Typosquatting (Domain scan)

What “typosquatting” means here

Typosquats are domains that look like yours but are slightly different: extra letters, missing letters, hyphens, visually similar characters, or your brand name on free hosting subdomains (pages.dev, netlify.app, etc.). Attackers use them for phishing, fraud, or brand abuse.

PhishEye does not buy domains for you; it discovers and scores candidates so your team can review and act.

What happens when PhishEye runs a scan (how it works)

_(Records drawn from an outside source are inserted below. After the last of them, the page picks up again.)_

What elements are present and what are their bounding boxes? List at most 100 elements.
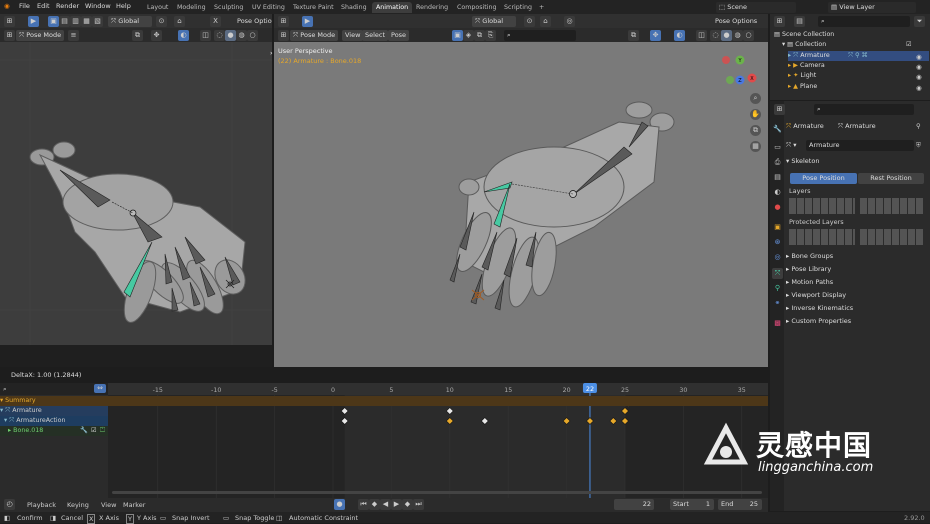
blender-logo-icon[interactable]: ◉ [4, 2, 10, 10]
select-box-icon[interactable]: ▣ [48, 16, 59, 27]
outliner-item-armature[interactable]: ▸ ⤧ Armature ⤧ ⚲ ⌘ [788, 51, 929, 61]
pin-icon[interactable]: ⚲ [916, 122, 921, 130]
gizmo-toggle-icon[interactable]: ✥ [151, 30, 162, 41]
search-field[interactable]: ⌕ [504, 30, 576, 41]
material-shading-icon[interactable]: ◍ [732, 30, 743, 41]
select-invert-icon[interactable]: ▧ [92, 16, 103, 27]
camera-view-icon[interactable]: ⧉ [628, 30, 639, 41]
rendered-shading-icon[interactable]: ○ [247, 30, 258, 41]
solid-shading-icon[interactable]: ● [721, 30, 732, 41]
panel-bone-groups[interactable]: ▸ Bone Groups [786, 250, 924, 262]
panel-custom-properties[interactable]: ▸ Custom Properties [786, 315, 924, 327]
next-key-icon[interactable]: ◆ [402, 499, 413, 510]
wireframe-shading-icon[interactable]: ◌ [214, 30, 225, 41]
mode-dropdown[interactable]: ⤧ Pose Mode [16, 30, 64, 41]
select-tool-icon[interactable]: ▶ [302, 16, 313, 27]
pose-position-button[interactable]: Pose Position [790, 173, 857, 184]
select-tool-icon[interactable]: ▶ [28, 16, 39, 27]
outliner-item-camera[interactable]: ▸ ▶ Camera [788, 61, 930, 71]
rest-position-button[interactable]: Rest Position [858, 173, 924, 184]
physics-tab-icon[interactable]: ◎ [772, 252, 783, 263]
select-subtract-icon[interactable]: ▥ [70, 16, 81, 27]
tab-sculpting[interactable]: Sculpting [210, 2, 247, 13]
world-tab-icon[interactable]: ● [772, 202, 783, 213]
xray-icon[interactable]: ◫ [696, 30, 707, 41]
modifier-tab-icon[interactable]: ⊛ [772, 237, 783, 248]
menu-pose[interactable]: Pose [388, 30, 410, 41]
view-layer-selector[interactable]: ▤ View Layer [828, 2, 916, 13]
snap-icon[interactable]: ⌂ [540, 16, 551, 27]
orientation-dropdown[interactable]: ⤧ Global [108, 16, 152, 27]
panel-motion-paths[interactable]: ▸ Motion Paths [786, 276, 924, 288]
pivot-icon[interactable]: ⊙ [524, 16, 535, 27]
solid-shading-icon[interactable]: ● [225, 30, 236, 41]
outliner-scene-collection[interactable]: ▤ Scene Collection [774, 30, 921, 40]
tab-compositing[interactable]: Compositing [453, 2, 500, 13]
pivot-icon[interactable]: ⊙ [156, 16, 167, 27]
start-frame-field[interactable]: Start 1 [670, 499, 714, 510]
menu-view[interactable]: View [342, 30, 364, 41]
prev-key-icon[interactable]: ◆ [369, 499, 380, 510]
left-viewport[interactable] [0, 42, 272, 345]
view-layer-tab-icon[interactable]: ▤ [772, 172, 783, 183]
properties-search[interactable]: ⌕ [814, 104, 914, 115]
outliner-item-plane[interactable]: ▸ ▲ Plane [788, 82, 930, 92]
menu-render[interactable]: Render [56, 2, 79, 10]
add-workspace-icon[interactable]: + [535, 2, 548, 13]
protected-layers-grid[interactable] [789, 229, 855, 245]
snap-icon[interactable]: ⌂ [174, 16, 185, 27]
menu-playback[interactable]: Playback [27, 501, 56, 509]
select-intersect-icon[interactable]: ▦ [81, 16, 92, 27]
menu-window[interactable]: Window [85, 2, 111, 10]
outliner-item-light[interactable]: ▸ ✦ Light [788, 71, 930, 81]
paste-pose-icon[interactable]: ⎘ [485, 30, 496, 41]
mode-dropdown[interactable]: ⤧ Pose Mode [290, 30, 338, 41]
shield-icon[interactable]: ⛨ [916, 141, 921, 150]
current-frame-field[interactable]: 22 [614, 499, 654, 510]
proportional-edit-icon[interactable]: ◎ [564, 16, 575, 27]
tab-texture-paint[interactable]: Texture Paint [289, 2, 338, 13]
tab-uv-editing[interactable]: UV Editing [248, 2, 289, 13]
render-tab-icon[interactable]: ▭ [772, 142, 783, 153]
record-icon[interactable]: ● [334, 499, 345, 510]
panel-inverse-kinematics[interactable]: ▸ Inverse Kinematics [786, 302, 924, 314]
scene-selector[interactable]: ⬚ Scene [716, 2, 796, 13]
camera-icon[interactable]: ⧉ [750, 125, 761, 136]
tab-animation[interactable]: Animation [372, 2, 413, 13]
overlay-icon[interactable]: ◐ [674, 30, 685, 41]
overlay-icon[interactable]: ◐ [178, 30, 189, 41]
pose-options-button[interactable]: Pose Options [712, 16, 758, 27]
armature-data-field[interactable]: Armature [806, 140, 914, 151]
wrench-icon[interactable]: 🔧 [80, 426, 88, 436]
zoom-icon[interactable]: ⌕ [750, 93, 761, 104]
lock-icon[interactable]: ⏍ [100, 426, 105, 436]
play-icon[interactable]: ▶ [391, 499, 402, 510]
tab-rendering[interactable]: Rendering [412, 2, 452, 13]
pose-options-button[interactable]: Pose Option [234, 16, 272, 27]
main-viewport[interactable]: User Perspective (22) Armature : Bone.01… [274, 42, 768, 367]
checkbox-icon[interactable]: ☑ [91, 426, 97, 436]
gizmo-toggle-icon[interactable]: ✥ [650, 30, 661, 41]
copy-pose-icon[interactable]: ⧉ [474, 30, 485, 41]
menu-edit[interactable]: Edit [37, 2, 50, 10]
jump-end-icon[interactable]: ⏭ [413, 499, 424, 510]
menu-keying[interactable]: Keying [67, 501, 89, 509]
xray-icon[interactable]: ◫ [200, 30, 211, 41]
eye-icon[interactable]: ◉ [916, 84, 922, 92]
camera-view-icon[interactable]: ⧉ [132, 30, 143, 41]
editor-type-icon[interactable]: ⊞ [278, 16, 289, 27]
material-shading-icon[interactable]: ◍ [236, 30, 247, 41]
x-mirror-icon[interactable]: X [210, 16, 221, 27]
tab-scripting[interactable]: Scripting [500, 2, 536, 13]
play-reverse-icon[interactable]: ◀ [380, 499, 391, 510]
editor-type-icon[interactable]: ⊞ [4, 30, 15, 41]
editor-type-icon[interactable]: ⊞ [774, 16, 785, 27]
perspective-toggle-icon[interactable]: ▦ [750, 141, 761, 152]
editor-type-icon[interactable]: ⊞ [4, 16, 15, 27]
menu-marker[interactable]: Marker [123, 501, 145, 509]
display-mode-icon[interactable]: ▤ [794, 16, 805, 27]
texture-tab-icon[interactable]: ▩ [772, 318, 783, 329]
keying-icon[interactable]: ◈ [463, 30, 474, 41]
bone-tab-icon[interactable]: ⚲ [772, 283, 783, 294]
bone-constraint-tab-icon[interactable]: ⚭ [772, 298, 783, 309]
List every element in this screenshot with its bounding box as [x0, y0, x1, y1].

Think of a scan as an automated research pass on your primary domain:

1. Candidates — The system generates many possible look-alike domains (permutations) from your brand domain.
2. DNS — It checks which candidates actually exist in public DNS (registered / resolving names).
3. Extra discovery (if turned on) — For example:
   • Names from certificate transparency logs.
   • Free-host names where your brand (or typos of it) might sit on a free provider.
4. Risk signals (if turned on) — Such as a page preview or page or icon similarity to your real site.
5. Results — Saved to the workspace and shown on Typosquatting. A new run replaces the last snapshot so you always see current candidates.

Scans can take several minutes. If a run seems stuck, wait; the product may also offer a way to refresh a run.

Using the Typosquatting page

• Open Typosquatting in the sidebar.
• The table lists candidate domains and signals (DNS, scores, free-host tags, optional HTTP or similarity columns—exact columns can vary).
• Use filters and sorting for high risk or not yet reviewed.
• Mark items reviewed when your process says so.
• Screenshots (if present) help spot impersonation; failed previews can be normal for some hosts.

If something looks wrong for everyone on your team (for example a column never appears), use your organization’s usual support path. A missing column is usually not caused by your own device.